Le gouvernement a officiellement annoncé l’effectivité de l’impact de la crise économique mondiale sur le Cameroun, et la nécessité de mesures urgentes pour la relance de son économie. La surprise est donc réelle lorsque l’Etat débute par une augmentation des taxes. Les conséquences n’énumèrent. Augmentation des charges à l’importation ou à la production, augmentation du coût chez les consommateurs, baisse de la consommation, faillites des petits producteurs et avec elles des licenciements et des crises sociales majeures. Les autres critiques apportées à la solution du ministre trouvent leur fondement dans les raisons qui justifient la mesure.

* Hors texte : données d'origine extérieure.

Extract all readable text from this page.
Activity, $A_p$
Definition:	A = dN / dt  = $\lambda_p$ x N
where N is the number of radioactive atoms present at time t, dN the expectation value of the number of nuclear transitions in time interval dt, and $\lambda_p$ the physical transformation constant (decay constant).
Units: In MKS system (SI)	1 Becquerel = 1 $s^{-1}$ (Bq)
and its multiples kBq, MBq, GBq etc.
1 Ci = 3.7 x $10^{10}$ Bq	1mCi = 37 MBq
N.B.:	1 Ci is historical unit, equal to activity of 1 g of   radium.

Le ministre a évoqué le souci de recettes de l’Etat vraie. Mais le souci de santé publique convainc moins bien. Il est vrai que l’alcool le tabac et les médicaments présentent des risques majeurs d’atteinte à la santé publique, mais en réalité pourquoi ces produits et pas les autres ? La crise du lait chinois récemment vécue dans le monde n’avait trait ni à la boisson ni à l’alcool. De même en ce qui concerne l’alcool et le tabac, les contrefaçons existantes dans le monde touchent en général la protection du label ou de la fiscalité mais pas vraiment la santé car au Cameroun une cigarette étiquetée pourrait tuer autant qu’une cigarette non étiquetée.
La vérité est que les trois produits visés sont pour le moment ceux dont la consommation est restée stable lorsqu’elle ne s’est pas accrue. les analystes se sont demandés enfin si pour les produits d’importation il faudra aussi étiqueter alors même que certains de ces produit sont commercialisés par des producteur internationaux et nationaux à la réputation irréprochable comme par exemple la Centrale d’approvisionnement en Médicaments Essentiels (CENAME). Enfin la remarque est faite quant au fait que les sanctions assorties ne sont pas prévues par la loi, et la proposition du ministre de détruire les produits non étiquetés est anticonstitutionnelle. D’une part on ne règle pas tout avec les ordonnances, et d’autre part les questions relatives aux finances publiques et aux sanctions relèvent en temps normal de la loi.
La mesure s’appliquera à coup sûr, mais loin d’être une solution elle risque de constituer un risque majeur d’une nouvelle inflation surtout si elle se généralise, ce dont l’économie du Cameroun n’a absolument pas besoin.